Absence of a cysteine protease effect on bacterial virulence in two murine models of human invasive group A streptococcal infection

Abstract

The cysteine protease of group A streptococci has been suggested to contribute to the pathogenesis of invasive infection through degradation of host tissue, activation of the host inflammatory response, release of protective molecules from the bacterial cell surface, or other mechanisms. However, studies of the effects on virulence of inactivating the cysteine protease gene speB have yielded conflicting results.

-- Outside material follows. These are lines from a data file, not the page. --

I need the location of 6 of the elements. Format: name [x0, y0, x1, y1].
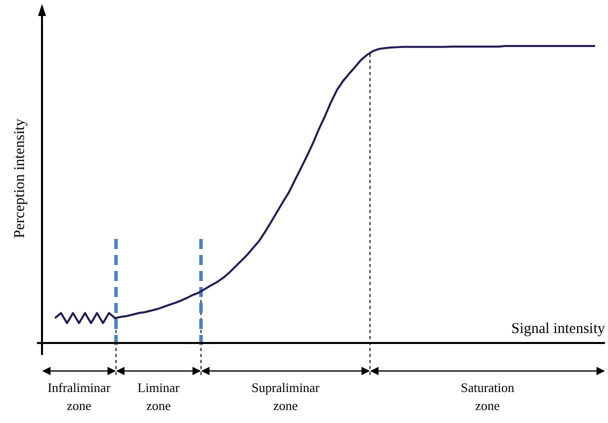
text: Infraliminar zone	[48, 380, 112, 413]
x-axis-title: Signal intensity	[511, 321, 606, 337]
text: Saturation zone	[460, 380, 515, 413]
text: Liminar zone	[138, 380, 180, 413]
text: Supraliminar zone	[252, 380, 320, 413]
y-axis-title: Perception intensity	[12, 118, 28, 238]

In some reports, a speB mutant was relatively avirulent in mouse models of invasive infection whereas little or no attenuation of virulence was observed in other studies of similar mutant strains. Possible reasons for these discordant results include differences in the streptococcal strains from which the speB mutants were derived, differences in the infection models employed, or unintended effects on another virulence determinant(s) that arose during the derivation of a speB mutant. We attempted to clarify these issues by characterizing the phenotypic properties and relative virulence in mice of two speB mutant strains, both derived from wild-type strain AM3: speB mutant AM3speB, which has been shown to be markedly attenuated in virulence in mice after intraperitoneal or subcutaneous challenge, and AM3speBOmega, a new mutant strain derived for this investigation. Both mutant strains were negative for protease activity, as expected, and both produced wild-type amounts of type 3 M protein and streptolysin O. However, AM3speB produced significantly less cell-associated hyaluronic acid capsule than did parent strain AM3 or strain AM3speBOmega. Compared to wild-type strain AM3, AM3speB was more sensitive to opsonophagocytic killing in vitro and was significantly less virulent in mice after intraperitoneal challenge. By contrast, AM3speBOmega was fully resistant to phagocytosis and did not differ significantly from the wild-type strain in mouse virulence after an intraperitoneal or subcutaneous challenge. We concluded that previous reports attributing loss of virulence in strain AM3speB to inactivation of speB are in error. Within the limitations of the models used, we found no effect of cysteine protease on invasive streptococcal infection.

FIG. 1

Growth of GAS in whole blood. Values represent the mean log fold increase in CFU after 3 h of rotation in fresh human blood. Each point represents a single experiment. The differences in net growth between AM3 and AM3speB and between AM3speBΩ and AM3speB were significant (P < 0.05).

FIG. 2

Mouse survival after an intraperitoneal challenge with GAS. The curves represent Kaplan-Meier survival function estimates after an intraperitoneal challenge with either 10⁴ exponential-phase (A) or 10⁷ stationary-phase (B) GAS bacteria. Each curve represents combined data from two experiments with 10 mice per strain. Survival was significantly longer in animals challenged with AM3speB than in animals challenged with either AM3 or AM3speBΩ, and this effect was independent of the growth phase of the inoculum (exponential phase, P = 0.003; stationary phase, P < 0.001).

FIG. 3

Mouse survival after a subcutaneous challenge with exponential-phase GAS. The curves represent Kaplan-Meier survival function estimates after a mouse challenge with 10⁷ exponential-phase GAS bacteria. Each curve represents combined data from two experiments with 10 mice per strain. The survival of animals challenged with AM3 was not significantly different from that of animals challenged with AM3speBΩ.

FIG. 4

Mouse survival after a subcutaneous challenge with stationary-phase GAS. The curves represent Kaplan-Meier survival function estimates after a mouse challenge with 10⁸ stationary-phase GAS bacteria. Each curve represents combined data from three experiments with 10 mice per strain. For clarity, the survival curve for animals challenged with AM3 is compared with the survival curve for animals challenged with AM3speBΩ (A) or with the survival curve for animals challenged with AM3RV (B). The survival of animals challenged with AM3 was not significantly different from that of animals challenged with AM3speBΩ or AM3RV.